🤖 AI Summary
Existing molecular communication research predominantly employs idealized transmitter models, neglecting significant memory effects arising from biochemical delays and intrinsic noise inherent in biologically realistic hardware—such as functionalized vesicles. Method: This work introduces, for the first time, a biophysically grounded vesicle-based transmitter model that explicitly incorporates signal release delay and stochastic noise. Building upon this model, we propose two novel transmitter-side modulation schemes designed to actively suppress memory effects while enabling low-complexity receiver implementation.

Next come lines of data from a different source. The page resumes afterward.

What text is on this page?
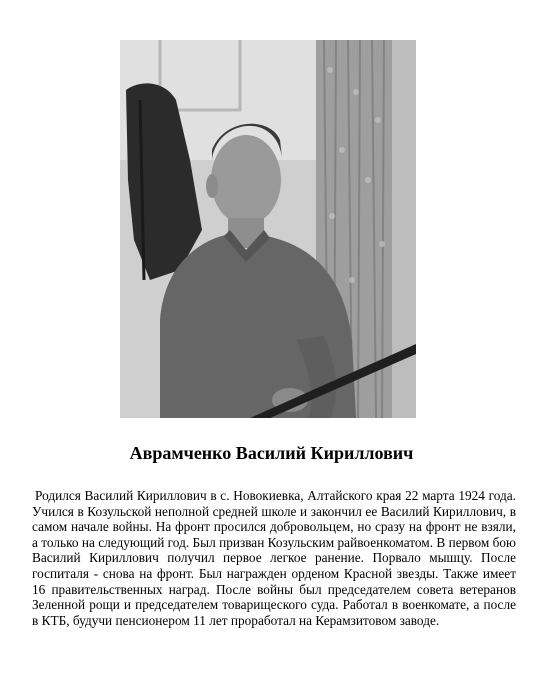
Аврамченко Василий Кириллович

Родился Василий Кириллович в с. Новокиевка, Алтайского края 22 марта 1924 года. Учился в Козульской неполной средней школе и закончил ее Василий Кириллович, в самом начале войны. На фронт просился добровольцем, но сразу на фронт не взяли, а только на следующий год. Был призван Козульским райвоенкоматом. В первом бою Василий Кириллович получил первое легкое ранение. Порвало мышцу. После госпиталя - снова на фронт. Был награжден орденом Красной звезды. Также имеет 16 правительственных наград. После войны был председателем совета ветеранов Зеленной рощи и председателем товарищеского суда. Работал в военкомате, а после в КТБ, будучи пенсионером 11 лет проработал на Керамзитовом заводе.
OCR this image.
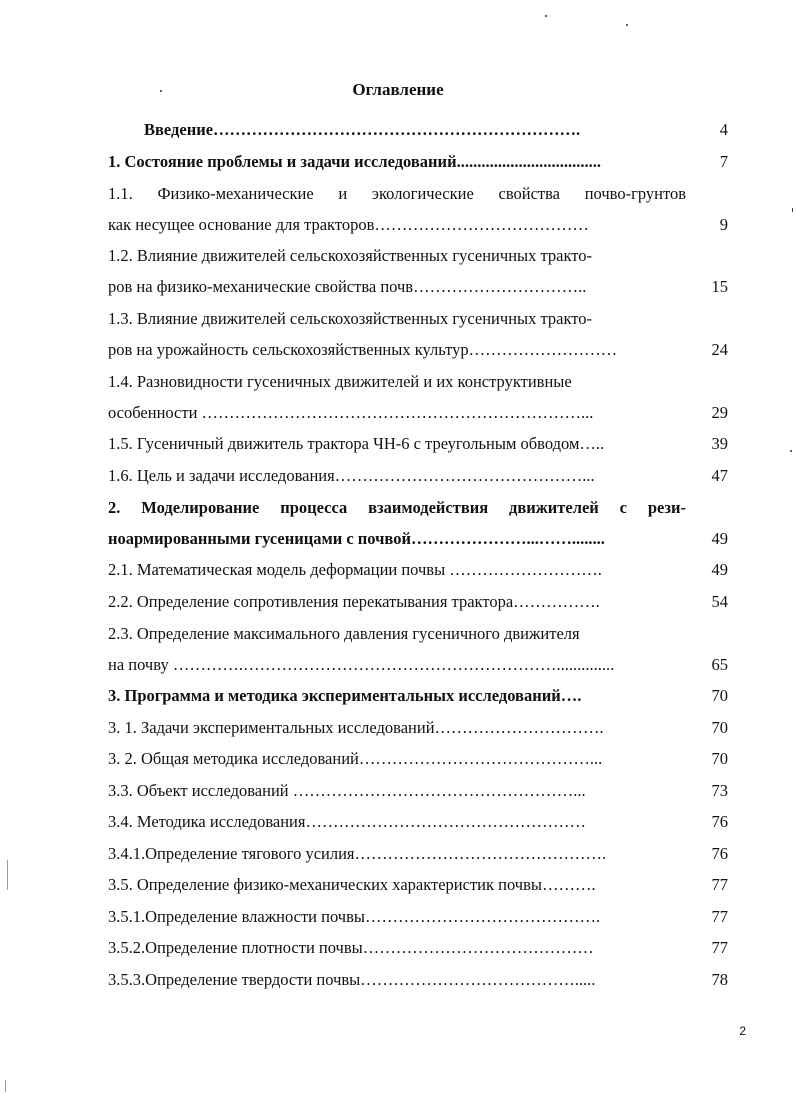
Оглавление
Введение………………………………………………………….	4
1. Состояние проблемы и задачи исследований...................................	7
1.1. Физико-механические и экологические свойства почво-грунтов
как несущее основание для тракторов…………………………………	9
1.2. Влияние движителей сельскохозяйственных гусеничных тракто-
ров на физико-механические свойства почв…………………………..	15
1.3. Влияние движителей сельскохозяйственных гусеничных тракто-
ров на урожайность сельскохозяйственных культур………………………	24
1.4. Разновидности гусеничных движителей и их конструктивные
особенности ……………………………………………………………...	29
1.5. Гусеничный движитель трактора ЧН-6 с треугольным обводом…..	39
1.6. Цель и задачи исследования………………………………………...	47
2. Моделирование процесса взаимодействия движителей с рези-
ноармированными гусеницами с почвой…………………...……........	49
2.1. Математическая модель деформации почвы ……………………….	49
2.2. Определение сопротивления перекатывания трактора…………….	54
2.3. Определение максимального давления гусеничного движителя
на почву ………….…………………………………………………..............	65
3. Программа и методика экспериментальных исследований….	70
3. 1. Задачи экспериментальных исследований………………………….	70
3. 2. Общая методика исследований……………………………………...	70
3.3. Объект исследований ……………………………………………...	73
3.4. Методика исследования……………………………………………	76
3.4.1.Определение тягового усилия……………………………………….	76
3.5. Определение физико-механических характеристик почвы……….	77
3.5.1.Определение влажности почвы…………………………………….	77
3.5.2.Определение плотности почвы……………………………………	77
3.5.3.Определение твердости почвы………………………………….....	78
2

Contribution/Results: Numerical simulations under realistic biochemical parameter regimes demonstrate substantial improvements in bit error rate performance and channel capacity. Our approach bridges a critical gap between theoretical molecular communication frameworks and physical realizability, marking a pivotal step toward experimentally viable molecular communication systems.
📝 Abstract
Molecular communication (MC) enables information exchange through the transmission of signaling molecules (SMs) and holds promise for many innovative applications. However, most existing MC studies rely on simplified transmitter (TX) models that do not account for the physical and biochemical limitations of realistic biological hardware. This work extends previous efforts toward developing models for practical MC systems by proposing a more realistic TX model that incorporates the delay in SM release and TX noise introduced by biological components. Building on this more realistic, functionalized vesicle-based TX model, we propose two novel modulation schemes specifically designed for this TX to mitigate TX-induced memory effects that arise from delayed and imperfectly controllable SM release. The proposed modulation schemes enable low-complexity receiver designs by mitigating memory effects directly at the TX. Numerical evaluations demonstrate that the proposed schemes improve communication reliability under realistic biochemical constraints, offering an important step toward physically realizable MC systems.